In an ironic turn of events, American oil production is now placing pressure on Russia and OPEC. OPEC had agreed in late 2016 to engage in production cuts, with the aim of boosting the price of oil. While 2017 initially didn’t look favorable to OPEC, an agreement to continue the production cuts through 2018 eventually began to see oil’s price rise in response to the production cutbacks. While that may have resulted in a short-term boost to OPEC’s bottom line, it spurred increased production in the United States that is now competing against OPEC’s production.
The decline in the price of oil had drastically affected US shale oil producers, whose oil production processes are very capital-intensive. But OPEC’s production cuts have breathed new life into US producers, making it once again profitable to produce shale oil. That in turn has boosted US oil production, which is now at an all-time high. In fact, the US looks set to surpass Russia and Saudi Arabia as the world’s largest oil producer this year.

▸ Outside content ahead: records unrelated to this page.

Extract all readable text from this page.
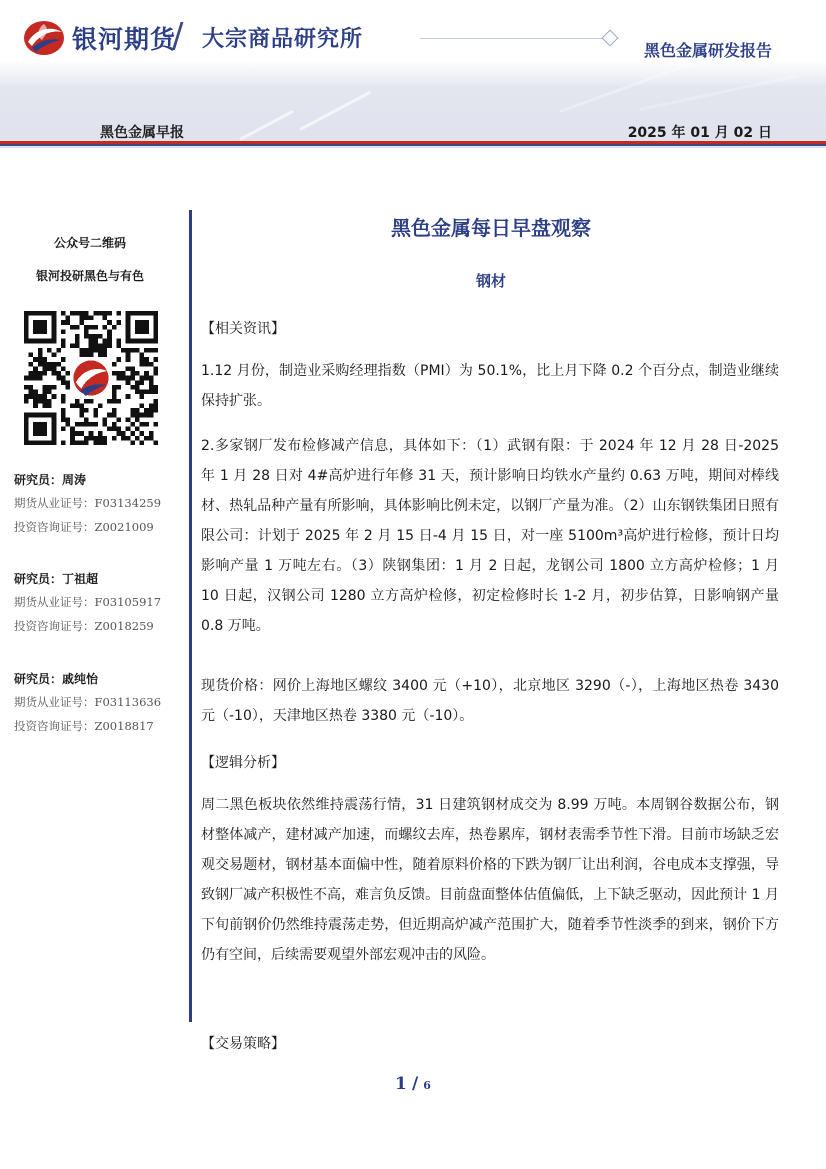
银河期货
/ 大宗商品研究所	黑色金属研发报告
黑色金属早报	2025 年 01 月 02 日
公众号二维码
银河投研黑色与有色
研究员：周涛
期货从业证号：F03134259
投资咨询证号：Z0021009
研究员：丁祖超
期货从业证号：F03105917
投资咨询证号：Z0018259
研究员：戚纯怡
期货从业证号：F03113636
投资咨询证号：Z0018817
黑色金属每日早盘观察
钢材
【相关资讯】
1.12 月份，制造业采购经理指数（PMI）为 50.1%，比上月下降 0.2 个百分点，制造业继续保持扩张。
2.多家钢厂发布检修减产信息，具体如下：（1）武钢有限：于 2024 年 12 月 28 日-2025 年 1 月 28 日对 4#高炉进行年修 31 天，预计影响日均铁水产量约 0.63 万吨，期间对棒线材、热轧品种产量有所影响，具体影响比例未定，以钢厂产量为准。（2）山东钢铁集团日照有限公司：计划于 2025 年 2 月 15 日-4 月 15 日，对一座 5100m³高炉进行检修，预计日均影响产量 1 万吨左右。（3）陕钢集团：1 月 2 日起，龙钢公司 1800 立方高炉检修；1 月 10 日起，汉钢公司 1280 立方高炉检修，初定检修时长 1-2 月，初步估算，日影响钢产量 0.8 万吨。
现货价格：网价上海地区螺纹 3400 元（+10），北京地区 3290（-），上海地区热卷 3430 元（-10），天津地区热卷 3380 元（-10）。
【逻辑分析】
周二黑色板块依然维持震荡行情，31 日建筑钢材成交为 8.99 万吨。本周钢谷数据公布，钢材整体减产，建材减产加速，而螺纹去库，热卷累库，钢材表需季节性下滑。目前市场缺乏宏观交易题材，钢材基本面偏中性，随着原料价格的下跌为钢厂让出利润，谷电成本支撑强，导致钢厂减产积极性不高，难言负反馈。目前盘面整体估值偏低，上下缺乏驱动，因此预计 1 月下旬前钢价仍然维持震荡走势，但近期高炉减产范围扩大，随着季节性淡季的到来，钢价下方仍有空间，后续需要观望外部宏观冲击的风险。
【交易策略】
1 / 6
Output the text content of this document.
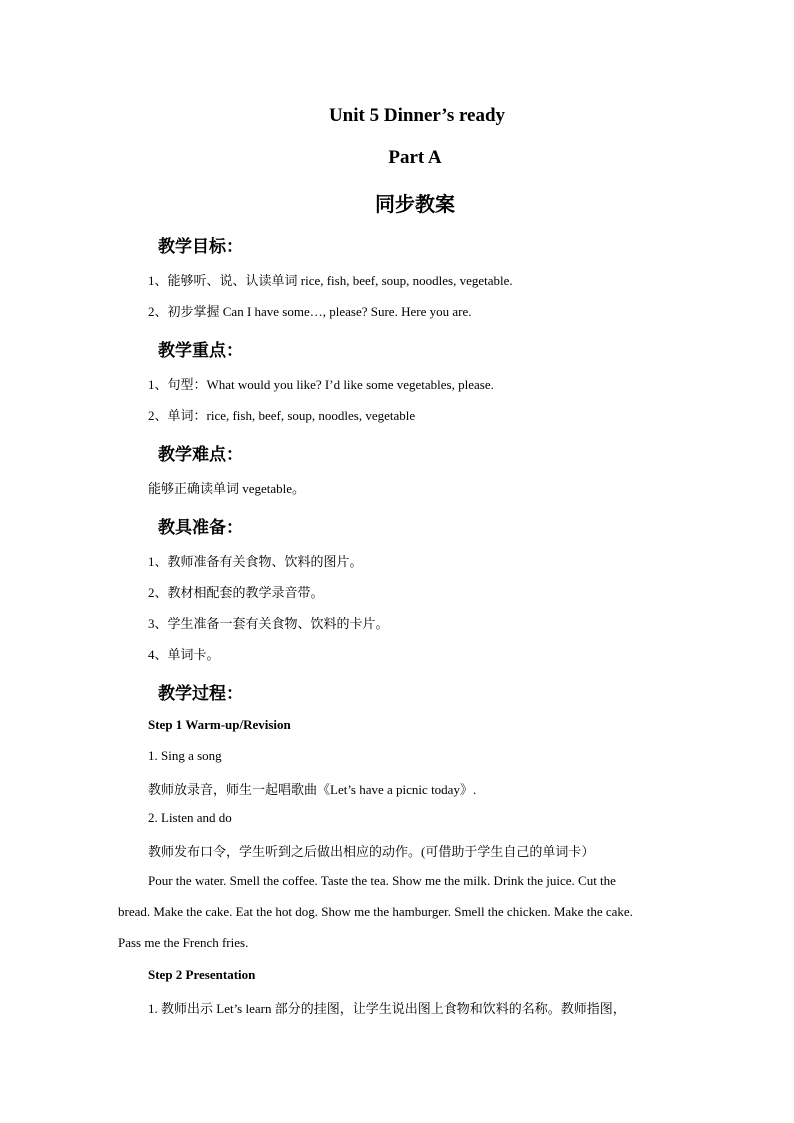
Unit 5 Dinner’s ready
Part A
同步教案
教学目标：
1、能够听、说、认读单词 rice, fish, beef, soup, noodles, vegetable.
2、初步掌握 Can I have some…, please? Sure. Here you are.
教学重点：
1、句型：What would you like? I’d like some vegetables, please.
2、单词：rice, fish, beef, soup, noodles, vegetable
教学难点：
能够正确读单词 vegetable。
教具准备：
1、教师准备有关食物、饮料的图片。
2、教材相配套的教学录音带。
3、学生准备一套有关食物、饮料的卡片。
4、单词卡。
教学过程：
Step 1 Warm-up/Revision
1. Sing a song
教师放录音，师生一起唱歌曲《Let’s have a picnic today》.
2. Listen and do
教师发布口令，学生听到之后做出相应的动作。(可借助于学生自己的单词卡）
Pour the water. Smell the coffee. Taste the tea. Show me the milk. Drink the juice. Cut the
bread. Make the cake. Eat the hot dog. Show me the hamburger. Smell the chicken. Make the cake.
Pass me the French fries.
Step 2 Presentation
1. 教师出示 Let’s learn 部分的挂图，让学生说出图上食物和饮料的名称。教师指图，
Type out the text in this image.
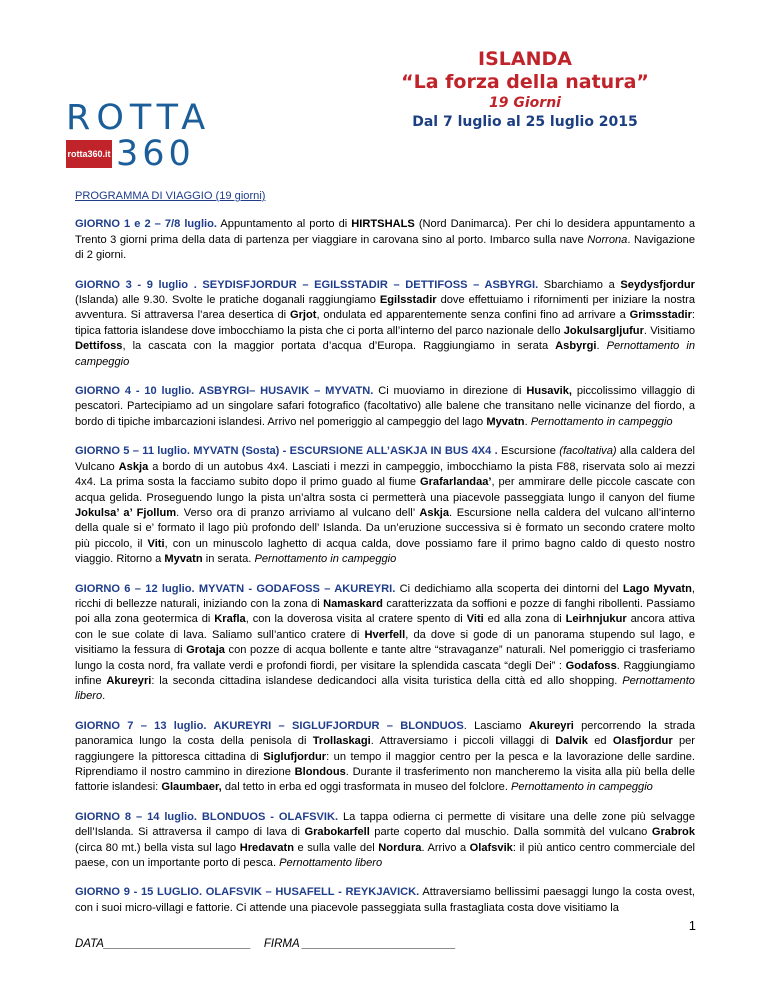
ROTTA
rotta360.it 360
ISLANDA
“La forza della natura”
19 Giorni
Dal 7 luglio al 25 luglio 2015
PROGRAMMA DI VIAGGIO (19 giorni)
GIORNO 1 e 2 – 7/8 luglio. Appuntamento al porto di HIRTSHALS (Nord Danimarca). Per chi lo desidera appuntamento a Trento 3 giorni prima della data di partenza per viaggiare in carovana sino al porto. Imbarco sulla nave Norrona. Navigazione di 2 giorni.
GIORNO 3 - 9 luglio . SEYDISFJORDUR – EGILSSTADIR – DETTIFOSS – ASBYRGI. Sbarchiamo a Seydysfjordur (Islanda) alle 9.30. Svolte le pratiche doganali raggiungiamo Egilsstadir dove effettuiamo i rifornimenti per iniziare la nostra avventura. Si attraversa l’area desertica di Grjot, ondulata ed apparentemente senza confini fino ad arrivare a Grimsstadir: tipica fattoria islandese dove imbocchiamo la pista che ci porta all’interno del parco nazionale dello Jokulsargljufur. Visitiamo Dettifoss, la cascata con la maggior portata d’acqua d’Europa. Raggiungiamo in serata Asbyrgi. Pernottamento in campeggio
GIORNO 4 - 10 luglio. ASBYRGI– HUSAVIK – MYVATN. Ci muoviamo in direzione di Husavik, piccolissimo villaggio di pescatori. Partecipiamo ad un singolare safari fotografico (facoltativo) alle balene che transitano nelle vicinanze del fiordo, a bordo di tipiche imbarcazioni islandesi. Arrivo nel pomeriggio al campeggio del lago Myvatn. Pernottamento in campeggio
GIORNO 5 – 11 luglio. MYVATN (Sosta) - ESCURSIONE ALL’ASKJA IN BUS 4X4 . Escursione (facoltativa) alla caldera del Vulcano Askja a bordo di un autobus 4x4. Lasciati i mezzi in campeggio, imbocchiamo la pista F88, riservata solo ai mezzi 4x4. La prima sosta la facciamo subito dopo il primo guado al fiume Grafarlandaa’, per ammirare delle piccole cascate con acqua gelida. Proseguendo lungo la pista un’altra sosta ci permetterà una piacevole passeggiata lungo il canyon del fiume Jokulsa’ a’ Fjollum. Verso ora di pranzo arriviamo al vulcano dell’ Askja. Escursione nella caldera del vulcano all’interno della quale si e’ formato il lago più profondo dell’ Islanda. Da un’eruzione successiva si è formato un secondo cratere molto più piccolo, il Viti, con un minuscolo laghetto di acqua calda, dove possiamo fare il primo bagno caldo di questo nostro viaggio. Ritorno a Myvatn in serata. Pernottamento in campeggio
GIORNO 6 – 12 luglio. MYVATN - GODAFOSS – AKUREYRI. Ci dedichiamo alla scoperta dei dintorni del Lago Myvatn, ricchi di bellezze naturali, iniziando con la zona di Namaskard caratterizzata da soffioni e pozze di fanghi ribollenti. Passiamo poi alla zona geotermica di Krafla, con la doverosa visita al cratere spento di Viti ed alla zona di Leirhnjukur ancora attiva con le sue colate di lava. Saliamo sull’antico cratere di Hverfell, da dove si gode di un panorama stupendo sul lago, e visitiamo la fessura di Grotaja con pozze di acqua bollente e tante altre “stravaganze” naturali. Nel pomeriggio ci trasferiamo lungo la costa nord, fra vallate verdi e profondi fiordi, per visitare la splendida cascata “degli Dei” : Godafoss. Raggiungiamo infine Akureyri: la seconda cittadina islandese dedicandoci alla visita turistica della città ed allo shopping. Pernottamento libero.
GIORNO 7 – 13 luglio. AKUREYRI – SIGLUFJORDUR – BLONDUOS. Lasciamo Akureyri percorrendo la strada panoramica lungo la costa della penisola di Trollaskagi. Attraversiamo i piccoli villaggi di Dalvik ed Olasfjordur per raggiungere la pittoresca cittadina di Siglufjordur: un tempo il maggior centro per la pesca e la lavorazione delle sardine. Riprendiamo il nostro cammino in direzione Blondous. Durante il trasferimento non mancheremo la visita alla più bella delle fattorie islandesi: Glaumbaer, dal tetto in erba ed oggi trasformata in museo del folclore. Pernottamento in campeggio
GIORNO 8 – 14 luglio. BLONDUOS - OLAFSVIK. La tappa odierna ci permette di visitare una delle zone più selvagge dell’Islanda. Si attraversa il campo di lava di Grabokarfell parte coperto dal muschio. Dalla sommità del vulcano Grabrok (circa 80 mt.) bella vista sul lago Hredavatn e sulla valle del Nordura. Arrivo a Olafsvik: il più antico centro commerciale del paese, con un importante porto di pesca. Pernottamento libero
GIORNO 9 - 15 LUGLIO. OLAFSVIK – HUSAFELL - REYKJAVICK. Attraversiamo bellissimi paesaggi lungo la costa ovest, con i suoi micro-villagi e fattorie. Ci attende una piacevole passeggiata sulla frastagliata costa dove visitiamo la
1
DATA_______________________ FIRMA ________________________
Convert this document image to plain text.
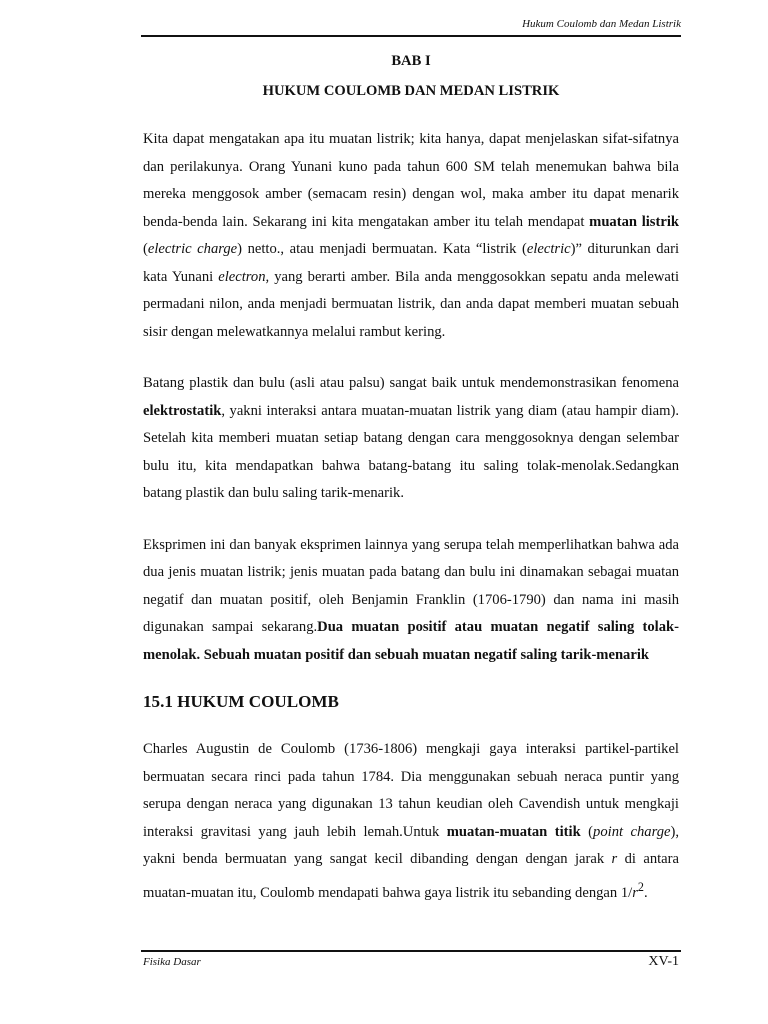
Hukum Coulomb dan Medan Listrik
BAB I
HUKUM COULOMB DAN MEDAN LISTRIK

Kita dapat mengatakan apa itu muatan listrik; kita hanya, dapat menjelaskan sifat-sifatnya dan perilakunya. Orang Yunani kuno pada tahun 600 SM telah menemukan bahwa bila mereka menggosok amber (semacam resin) dengan wol, maka amber itu dapat menarik benda-benda lain. Sekarang ini kita mengatakan amber itu telah mendapat muatan listrik (electric charge) netto., atau menjadi bermuatan. Kata “listrik (electric)” diturunkan dari kata Yunani electron, yang berarti amber. Bila anda menggosokkan sepatu anda melewati permadani nilon, anda menjadi bermuatan listrik, dan anda dapat memberi muatan sebuah sisir dengan melewatkannya melalui rambut kering.

Batang plastik dan bulu (asli atau palsu) sangat baik untuk mendemonstrasikan fenomena elektrostatik, yakni interaksi antara muatan-muatan listrik yang diam (atau hampir diam). Setelah kita memberi muatan setiap batang dengan cara menggosoknya dengan selembar bulu itu, kita mendapatkan bahwa batang-batang itu saling tolak-menolak.Sedangkan batang plastik dan bulu saling tarik-menarik.

Eksprimen ini dan banyak eksprimen lainnya yang serupa telah memperlihatkan bahwa ada dua jenis muatan listrik; jenis muatan pada batang dan bulu ini dinamakan sebagai muatan negatif dan muatan positif, oleh Benjamin Franklin (1706-1790) dan nama ini masih digunakan sampai sekarang.Dua muatan positif atau muatan negatif saling tolak-menolak. Sebuah muatan positif dan sebuah muatan negatif saling tarik-menarik

15.1 HUKUM COULOMB

Charles Augustin de Coulomb (1736-1806) mengkaji gaya interaksi partikel-partikel bermuatan secara rinci pada tahun 1784. Dia menggunakan sebuah neraca puntir yang serupa dengan neraca yang digunakan 13 tahun keudian oleh Cavendish untuk mengkaji interaksi gravitasi yang jauh lebih lemah.Untuk muatan-muatan titik (point charge), yakni benda bermuatan yang sangat kecil dibanding dengan dengan jarak r di antara muatan-muatan itu, Coulomb mendapati bahwa gaya listrik itu sebanding dengan $1/r^2$.

Fisika Dasar	XV-1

That increased production has also led to increased exports of US oil abroad, as high-grade US oil can compete favorably against Russian and OPEC oil exports. The fact that US oil producers are now able to export abroad is thanks to the US government finally lifting a ban on US oil exports that had been put in place in the 1970s after the US had been placed under an OPEC oil embargo.
While exports overseas started out slowly at first, gradual experience gained by foreign refiners has given them the knowledge needed to refine US oil, which has now led to an increase in demand from abroad. OPEC’s production cut just happened to take effect at the right time, allowing refiners to substitute American oil for OPEC oil, and benefiting US producers at the expense of OPEC and Russia.